La réussite de ces fonds provient de leur capacité à offrir un rendement supérieur à l’épargne classique, tout en offrant une option de liquidité. La hausse des taux et la succession des émissions de titres de dettes, publics et privés, ont permis à ces véhicules d’attirer une liquidité impressionnante. Bien que cela ait absorbé beaucoup de cash au détriment d’autres agents économiques, la croissance de l’épargne collective est un bon signe pour le marché financier.
Ces statistiques sont une garantie pour la réussite de la souscription de la troisième tranche de l’emprunt national.
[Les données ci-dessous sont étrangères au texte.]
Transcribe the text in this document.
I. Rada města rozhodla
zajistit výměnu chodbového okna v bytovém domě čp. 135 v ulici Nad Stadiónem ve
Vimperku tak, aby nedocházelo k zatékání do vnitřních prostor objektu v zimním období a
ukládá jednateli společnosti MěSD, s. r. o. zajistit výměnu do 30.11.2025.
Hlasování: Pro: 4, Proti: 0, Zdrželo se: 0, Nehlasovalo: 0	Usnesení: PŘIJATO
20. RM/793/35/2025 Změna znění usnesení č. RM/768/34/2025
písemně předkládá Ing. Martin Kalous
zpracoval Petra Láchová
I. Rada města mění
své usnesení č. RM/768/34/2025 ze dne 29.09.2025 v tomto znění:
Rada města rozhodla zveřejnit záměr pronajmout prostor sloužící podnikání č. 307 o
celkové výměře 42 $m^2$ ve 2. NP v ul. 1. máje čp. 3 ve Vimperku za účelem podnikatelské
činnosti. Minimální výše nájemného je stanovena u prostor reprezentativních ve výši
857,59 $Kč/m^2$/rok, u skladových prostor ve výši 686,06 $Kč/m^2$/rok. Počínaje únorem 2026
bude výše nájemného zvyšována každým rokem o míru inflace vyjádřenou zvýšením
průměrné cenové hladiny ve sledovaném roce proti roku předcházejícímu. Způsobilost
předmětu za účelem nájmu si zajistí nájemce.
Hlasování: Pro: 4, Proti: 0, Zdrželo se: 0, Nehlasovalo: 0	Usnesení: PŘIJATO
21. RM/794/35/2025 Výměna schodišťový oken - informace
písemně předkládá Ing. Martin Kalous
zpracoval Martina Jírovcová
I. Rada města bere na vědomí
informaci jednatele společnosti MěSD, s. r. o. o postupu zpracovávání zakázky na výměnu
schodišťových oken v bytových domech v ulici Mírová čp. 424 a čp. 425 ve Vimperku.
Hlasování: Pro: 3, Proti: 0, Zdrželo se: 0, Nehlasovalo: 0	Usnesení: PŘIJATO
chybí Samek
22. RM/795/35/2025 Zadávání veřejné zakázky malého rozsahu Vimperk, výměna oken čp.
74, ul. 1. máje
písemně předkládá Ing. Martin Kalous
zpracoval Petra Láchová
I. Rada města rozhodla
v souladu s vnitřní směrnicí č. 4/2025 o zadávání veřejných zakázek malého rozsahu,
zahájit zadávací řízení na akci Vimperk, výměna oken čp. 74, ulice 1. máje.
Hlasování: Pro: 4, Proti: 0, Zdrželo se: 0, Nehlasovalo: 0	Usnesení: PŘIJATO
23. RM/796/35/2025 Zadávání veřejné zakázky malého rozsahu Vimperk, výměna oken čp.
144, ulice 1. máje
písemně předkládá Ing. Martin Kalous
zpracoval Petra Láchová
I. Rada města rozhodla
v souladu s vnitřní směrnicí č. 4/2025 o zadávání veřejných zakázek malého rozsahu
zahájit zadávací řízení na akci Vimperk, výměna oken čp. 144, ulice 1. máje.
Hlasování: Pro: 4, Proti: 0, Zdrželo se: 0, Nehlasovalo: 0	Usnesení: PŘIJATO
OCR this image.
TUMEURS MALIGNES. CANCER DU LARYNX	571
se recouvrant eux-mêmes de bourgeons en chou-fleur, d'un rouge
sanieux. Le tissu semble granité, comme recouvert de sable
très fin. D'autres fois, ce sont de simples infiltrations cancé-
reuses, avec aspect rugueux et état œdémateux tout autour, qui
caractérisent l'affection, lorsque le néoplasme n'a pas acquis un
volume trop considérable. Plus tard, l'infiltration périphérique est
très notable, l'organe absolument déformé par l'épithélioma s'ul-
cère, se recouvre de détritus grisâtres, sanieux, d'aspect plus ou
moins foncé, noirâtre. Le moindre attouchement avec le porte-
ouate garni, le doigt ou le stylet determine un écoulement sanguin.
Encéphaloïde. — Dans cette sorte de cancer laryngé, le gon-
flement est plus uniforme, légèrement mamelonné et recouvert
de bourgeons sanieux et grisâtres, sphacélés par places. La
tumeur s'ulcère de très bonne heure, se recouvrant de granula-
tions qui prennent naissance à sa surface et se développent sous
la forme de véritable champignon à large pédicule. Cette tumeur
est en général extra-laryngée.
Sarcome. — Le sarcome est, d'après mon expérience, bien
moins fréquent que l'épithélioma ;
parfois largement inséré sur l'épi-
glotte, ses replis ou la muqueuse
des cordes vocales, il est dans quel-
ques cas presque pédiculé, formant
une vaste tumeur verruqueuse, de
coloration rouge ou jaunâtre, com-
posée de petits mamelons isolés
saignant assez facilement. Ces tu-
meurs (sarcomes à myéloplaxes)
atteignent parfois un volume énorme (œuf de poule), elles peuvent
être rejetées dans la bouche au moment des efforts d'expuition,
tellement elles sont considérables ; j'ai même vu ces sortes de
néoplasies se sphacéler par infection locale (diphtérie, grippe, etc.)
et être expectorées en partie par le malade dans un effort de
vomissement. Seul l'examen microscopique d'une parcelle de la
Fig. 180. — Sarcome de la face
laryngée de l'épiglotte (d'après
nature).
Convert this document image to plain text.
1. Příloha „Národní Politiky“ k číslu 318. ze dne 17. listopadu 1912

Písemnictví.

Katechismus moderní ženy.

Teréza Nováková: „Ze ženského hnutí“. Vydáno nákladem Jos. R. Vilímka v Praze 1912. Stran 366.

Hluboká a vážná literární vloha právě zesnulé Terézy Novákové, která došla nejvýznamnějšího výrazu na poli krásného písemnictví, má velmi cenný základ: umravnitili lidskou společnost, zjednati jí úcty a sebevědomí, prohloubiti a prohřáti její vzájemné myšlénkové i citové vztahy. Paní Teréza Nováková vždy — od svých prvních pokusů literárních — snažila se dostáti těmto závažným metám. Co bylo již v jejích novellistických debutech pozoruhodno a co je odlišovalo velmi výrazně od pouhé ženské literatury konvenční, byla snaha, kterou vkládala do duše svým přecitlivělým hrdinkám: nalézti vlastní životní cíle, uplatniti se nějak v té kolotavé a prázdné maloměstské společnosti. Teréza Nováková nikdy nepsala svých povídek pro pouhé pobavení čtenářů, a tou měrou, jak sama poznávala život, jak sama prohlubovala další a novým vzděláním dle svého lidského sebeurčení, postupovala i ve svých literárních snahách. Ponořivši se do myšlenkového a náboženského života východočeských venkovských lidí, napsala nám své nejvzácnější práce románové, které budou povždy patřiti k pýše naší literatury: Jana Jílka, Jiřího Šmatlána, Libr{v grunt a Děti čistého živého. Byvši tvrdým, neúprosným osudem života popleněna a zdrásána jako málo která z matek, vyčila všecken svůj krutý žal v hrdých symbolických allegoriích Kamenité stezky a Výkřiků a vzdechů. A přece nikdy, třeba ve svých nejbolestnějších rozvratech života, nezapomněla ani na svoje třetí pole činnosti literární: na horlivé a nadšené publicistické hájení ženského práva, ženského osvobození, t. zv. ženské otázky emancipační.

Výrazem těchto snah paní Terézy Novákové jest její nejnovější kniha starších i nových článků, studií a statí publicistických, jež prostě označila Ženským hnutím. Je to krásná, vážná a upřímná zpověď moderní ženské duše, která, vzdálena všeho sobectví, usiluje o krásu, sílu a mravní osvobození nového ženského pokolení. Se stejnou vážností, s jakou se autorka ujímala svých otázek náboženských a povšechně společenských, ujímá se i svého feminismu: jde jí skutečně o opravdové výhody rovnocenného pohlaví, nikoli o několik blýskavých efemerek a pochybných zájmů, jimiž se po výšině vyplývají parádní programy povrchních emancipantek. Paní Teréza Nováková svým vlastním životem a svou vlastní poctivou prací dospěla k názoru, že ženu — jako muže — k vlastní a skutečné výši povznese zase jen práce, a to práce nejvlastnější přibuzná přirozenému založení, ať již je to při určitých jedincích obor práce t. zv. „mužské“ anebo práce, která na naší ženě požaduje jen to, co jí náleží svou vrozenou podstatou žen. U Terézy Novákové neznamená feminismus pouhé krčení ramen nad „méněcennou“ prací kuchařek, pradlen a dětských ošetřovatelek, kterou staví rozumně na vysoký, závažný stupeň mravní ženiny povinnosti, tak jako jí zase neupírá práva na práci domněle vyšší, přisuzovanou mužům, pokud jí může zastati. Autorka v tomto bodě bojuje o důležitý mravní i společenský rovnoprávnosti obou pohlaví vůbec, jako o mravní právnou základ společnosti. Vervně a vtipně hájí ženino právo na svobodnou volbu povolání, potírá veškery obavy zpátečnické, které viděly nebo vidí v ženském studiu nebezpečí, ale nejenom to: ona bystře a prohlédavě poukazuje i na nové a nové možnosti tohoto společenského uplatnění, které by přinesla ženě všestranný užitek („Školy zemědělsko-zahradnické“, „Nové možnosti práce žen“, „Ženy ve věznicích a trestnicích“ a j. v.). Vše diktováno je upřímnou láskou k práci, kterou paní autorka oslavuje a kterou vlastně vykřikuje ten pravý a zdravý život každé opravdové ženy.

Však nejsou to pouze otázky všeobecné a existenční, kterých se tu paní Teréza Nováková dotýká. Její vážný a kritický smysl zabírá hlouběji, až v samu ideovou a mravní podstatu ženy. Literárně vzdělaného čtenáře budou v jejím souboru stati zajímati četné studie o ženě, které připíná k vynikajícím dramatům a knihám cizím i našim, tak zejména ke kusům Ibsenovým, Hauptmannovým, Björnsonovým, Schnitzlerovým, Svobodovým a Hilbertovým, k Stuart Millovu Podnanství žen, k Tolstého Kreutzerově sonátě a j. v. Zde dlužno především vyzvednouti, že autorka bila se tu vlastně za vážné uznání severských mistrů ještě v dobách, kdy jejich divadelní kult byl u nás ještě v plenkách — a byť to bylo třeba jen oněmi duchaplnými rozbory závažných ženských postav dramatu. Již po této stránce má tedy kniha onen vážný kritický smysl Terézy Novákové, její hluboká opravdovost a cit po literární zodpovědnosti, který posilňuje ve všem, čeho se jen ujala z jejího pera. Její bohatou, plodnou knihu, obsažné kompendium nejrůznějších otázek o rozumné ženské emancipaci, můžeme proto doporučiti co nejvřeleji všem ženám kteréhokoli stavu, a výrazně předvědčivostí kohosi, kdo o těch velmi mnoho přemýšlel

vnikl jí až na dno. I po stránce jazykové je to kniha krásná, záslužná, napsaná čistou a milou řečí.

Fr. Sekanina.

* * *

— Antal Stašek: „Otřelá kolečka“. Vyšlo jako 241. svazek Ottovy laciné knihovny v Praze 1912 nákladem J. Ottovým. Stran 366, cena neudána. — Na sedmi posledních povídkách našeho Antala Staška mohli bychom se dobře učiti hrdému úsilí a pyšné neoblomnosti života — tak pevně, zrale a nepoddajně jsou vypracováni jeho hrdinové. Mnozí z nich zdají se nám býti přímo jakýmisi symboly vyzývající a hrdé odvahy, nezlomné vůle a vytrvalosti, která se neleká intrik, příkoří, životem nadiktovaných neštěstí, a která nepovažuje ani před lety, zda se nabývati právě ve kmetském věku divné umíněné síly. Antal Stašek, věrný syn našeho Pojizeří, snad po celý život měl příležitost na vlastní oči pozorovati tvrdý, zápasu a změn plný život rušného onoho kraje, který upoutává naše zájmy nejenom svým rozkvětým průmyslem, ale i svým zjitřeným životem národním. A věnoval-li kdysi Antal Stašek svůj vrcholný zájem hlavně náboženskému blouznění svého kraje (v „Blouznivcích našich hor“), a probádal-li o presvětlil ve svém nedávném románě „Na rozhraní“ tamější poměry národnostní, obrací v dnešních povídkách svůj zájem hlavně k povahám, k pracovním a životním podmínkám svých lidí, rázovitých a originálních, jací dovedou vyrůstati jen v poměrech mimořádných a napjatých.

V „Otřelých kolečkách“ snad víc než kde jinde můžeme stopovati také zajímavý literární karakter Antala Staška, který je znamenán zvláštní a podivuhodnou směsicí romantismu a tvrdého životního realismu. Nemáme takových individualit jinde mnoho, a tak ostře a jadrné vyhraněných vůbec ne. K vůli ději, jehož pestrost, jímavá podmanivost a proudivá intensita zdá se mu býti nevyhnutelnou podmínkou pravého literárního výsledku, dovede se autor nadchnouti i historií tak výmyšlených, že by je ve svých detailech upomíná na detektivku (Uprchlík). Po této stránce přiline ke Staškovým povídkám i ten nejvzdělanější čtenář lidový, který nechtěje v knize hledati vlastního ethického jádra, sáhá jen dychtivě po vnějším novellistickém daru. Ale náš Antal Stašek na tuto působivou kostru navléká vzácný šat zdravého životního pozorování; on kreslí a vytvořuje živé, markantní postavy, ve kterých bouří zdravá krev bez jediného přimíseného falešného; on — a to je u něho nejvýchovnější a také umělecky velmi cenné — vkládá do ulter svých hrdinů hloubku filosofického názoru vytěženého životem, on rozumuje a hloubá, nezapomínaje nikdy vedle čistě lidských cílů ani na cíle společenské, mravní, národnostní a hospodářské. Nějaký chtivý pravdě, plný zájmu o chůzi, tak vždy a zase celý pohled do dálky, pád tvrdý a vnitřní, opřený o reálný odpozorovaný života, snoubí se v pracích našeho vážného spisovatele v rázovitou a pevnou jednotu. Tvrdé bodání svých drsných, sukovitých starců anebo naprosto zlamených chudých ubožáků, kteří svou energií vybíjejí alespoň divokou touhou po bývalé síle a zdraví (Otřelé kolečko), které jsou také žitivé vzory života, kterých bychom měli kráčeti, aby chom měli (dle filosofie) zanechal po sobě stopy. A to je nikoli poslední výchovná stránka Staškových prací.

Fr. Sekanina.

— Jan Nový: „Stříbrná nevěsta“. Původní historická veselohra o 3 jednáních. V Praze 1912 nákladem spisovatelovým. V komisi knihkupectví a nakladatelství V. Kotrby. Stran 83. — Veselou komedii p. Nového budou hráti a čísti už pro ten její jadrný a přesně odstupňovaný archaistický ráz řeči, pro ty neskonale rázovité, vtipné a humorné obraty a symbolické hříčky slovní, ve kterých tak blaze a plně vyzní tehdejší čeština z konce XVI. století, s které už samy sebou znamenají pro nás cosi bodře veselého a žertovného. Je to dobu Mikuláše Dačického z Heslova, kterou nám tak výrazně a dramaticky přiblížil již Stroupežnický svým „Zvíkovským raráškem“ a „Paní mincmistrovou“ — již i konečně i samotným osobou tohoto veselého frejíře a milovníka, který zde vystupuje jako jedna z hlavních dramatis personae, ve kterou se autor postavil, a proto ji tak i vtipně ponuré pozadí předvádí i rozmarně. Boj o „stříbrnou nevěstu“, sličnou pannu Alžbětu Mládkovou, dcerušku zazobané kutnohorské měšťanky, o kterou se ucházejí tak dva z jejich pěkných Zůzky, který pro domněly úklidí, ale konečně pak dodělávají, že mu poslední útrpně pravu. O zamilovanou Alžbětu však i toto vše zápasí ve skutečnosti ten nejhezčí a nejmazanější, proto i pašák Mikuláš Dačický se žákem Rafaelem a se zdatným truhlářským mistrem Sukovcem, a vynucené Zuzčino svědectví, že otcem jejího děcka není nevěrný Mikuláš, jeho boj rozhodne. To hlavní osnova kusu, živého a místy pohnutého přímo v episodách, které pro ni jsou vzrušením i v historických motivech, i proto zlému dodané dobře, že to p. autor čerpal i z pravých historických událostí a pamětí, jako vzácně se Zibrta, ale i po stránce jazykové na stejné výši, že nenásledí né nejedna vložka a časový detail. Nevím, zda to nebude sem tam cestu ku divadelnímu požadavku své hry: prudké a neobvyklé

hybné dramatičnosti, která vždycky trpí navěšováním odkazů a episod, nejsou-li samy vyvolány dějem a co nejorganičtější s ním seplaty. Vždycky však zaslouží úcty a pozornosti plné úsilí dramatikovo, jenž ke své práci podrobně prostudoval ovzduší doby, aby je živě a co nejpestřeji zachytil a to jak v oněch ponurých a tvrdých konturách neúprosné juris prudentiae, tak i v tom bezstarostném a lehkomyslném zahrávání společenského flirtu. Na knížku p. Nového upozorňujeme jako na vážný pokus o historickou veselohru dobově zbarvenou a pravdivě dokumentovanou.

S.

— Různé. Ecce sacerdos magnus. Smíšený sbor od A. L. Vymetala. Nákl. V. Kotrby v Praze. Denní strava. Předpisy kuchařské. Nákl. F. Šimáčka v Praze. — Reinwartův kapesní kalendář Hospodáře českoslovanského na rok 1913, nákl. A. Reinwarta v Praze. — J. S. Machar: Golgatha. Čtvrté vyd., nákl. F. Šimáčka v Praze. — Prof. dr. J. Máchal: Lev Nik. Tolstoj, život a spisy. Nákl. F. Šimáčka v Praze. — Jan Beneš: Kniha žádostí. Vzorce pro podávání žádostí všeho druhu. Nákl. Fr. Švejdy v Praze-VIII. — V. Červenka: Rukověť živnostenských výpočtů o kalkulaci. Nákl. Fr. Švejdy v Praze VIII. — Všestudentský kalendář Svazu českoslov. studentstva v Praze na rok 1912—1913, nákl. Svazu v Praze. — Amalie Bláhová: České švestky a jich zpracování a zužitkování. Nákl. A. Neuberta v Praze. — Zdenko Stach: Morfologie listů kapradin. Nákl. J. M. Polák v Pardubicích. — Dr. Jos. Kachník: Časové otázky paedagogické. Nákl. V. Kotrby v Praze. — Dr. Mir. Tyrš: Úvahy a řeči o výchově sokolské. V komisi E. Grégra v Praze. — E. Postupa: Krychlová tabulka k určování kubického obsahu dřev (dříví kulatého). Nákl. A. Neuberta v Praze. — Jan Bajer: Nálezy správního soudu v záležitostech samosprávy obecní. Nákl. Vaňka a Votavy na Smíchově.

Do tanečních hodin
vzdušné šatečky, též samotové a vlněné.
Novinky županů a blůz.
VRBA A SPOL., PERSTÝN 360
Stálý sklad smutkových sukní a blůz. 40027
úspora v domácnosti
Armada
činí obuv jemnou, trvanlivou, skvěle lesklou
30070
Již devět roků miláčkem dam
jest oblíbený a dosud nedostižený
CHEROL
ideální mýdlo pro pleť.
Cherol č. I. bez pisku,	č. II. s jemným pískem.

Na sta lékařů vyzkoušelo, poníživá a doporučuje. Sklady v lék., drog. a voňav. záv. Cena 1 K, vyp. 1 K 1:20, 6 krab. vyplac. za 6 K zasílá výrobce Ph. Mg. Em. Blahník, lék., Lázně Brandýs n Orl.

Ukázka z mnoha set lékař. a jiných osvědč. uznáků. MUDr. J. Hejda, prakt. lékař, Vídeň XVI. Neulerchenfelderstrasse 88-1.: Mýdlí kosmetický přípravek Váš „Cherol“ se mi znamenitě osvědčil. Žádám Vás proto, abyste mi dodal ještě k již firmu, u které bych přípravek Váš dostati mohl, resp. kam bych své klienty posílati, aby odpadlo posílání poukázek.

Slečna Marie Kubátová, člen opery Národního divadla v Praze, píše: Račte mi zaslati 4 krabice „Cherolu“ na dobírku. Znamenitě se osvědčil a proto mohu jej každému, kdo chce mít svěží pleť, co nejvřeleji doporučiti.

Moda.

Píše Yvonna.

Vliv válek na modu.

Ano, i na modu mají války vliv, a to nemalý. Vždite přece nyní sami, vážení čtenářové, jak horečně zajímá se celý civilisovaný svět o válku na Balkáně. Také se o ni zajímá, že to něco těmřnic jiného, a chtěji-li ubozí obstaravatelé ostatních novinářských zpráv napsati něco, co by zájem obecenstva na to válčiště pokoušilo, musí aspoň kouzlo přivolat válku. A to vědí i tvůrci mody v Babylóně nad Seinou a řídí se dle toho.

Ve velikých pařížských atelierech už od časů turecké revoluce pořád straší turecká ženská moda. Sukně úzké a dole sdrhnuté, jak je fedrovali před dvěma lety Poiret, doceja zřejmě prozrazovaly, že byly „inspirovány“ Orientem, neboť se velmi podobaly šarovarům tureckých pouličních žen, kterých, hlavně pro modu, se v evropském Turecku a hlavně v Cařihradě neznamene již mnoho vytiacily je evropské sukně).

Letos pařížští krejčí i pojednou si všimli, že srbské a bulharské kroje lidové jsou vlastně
Nous pensons que le seuil du milliard de dinars serait dépassé encore une fois cette année. Même lorsque les taux commenceront à reculer, ce qui arrivera tôt ou tard, les OPCVM pourraient encore augmenter le gap de rendement par rapport aux offres bancaires. Les gestionnaires ont la lourde tâche de bien choisir leurs placements afin de convaincre les investisseurs de la durabilité de leurs performances.
Reste à préciser que ce contexte n’est pas favorable au marché primaire des titres de capital, puisque les valorisations sont mécaniquement sanctionnées. Sans être contraint par un cash out ou par un plan de restructuration, aucune entreprise ne viendrait s’introduire à court terme.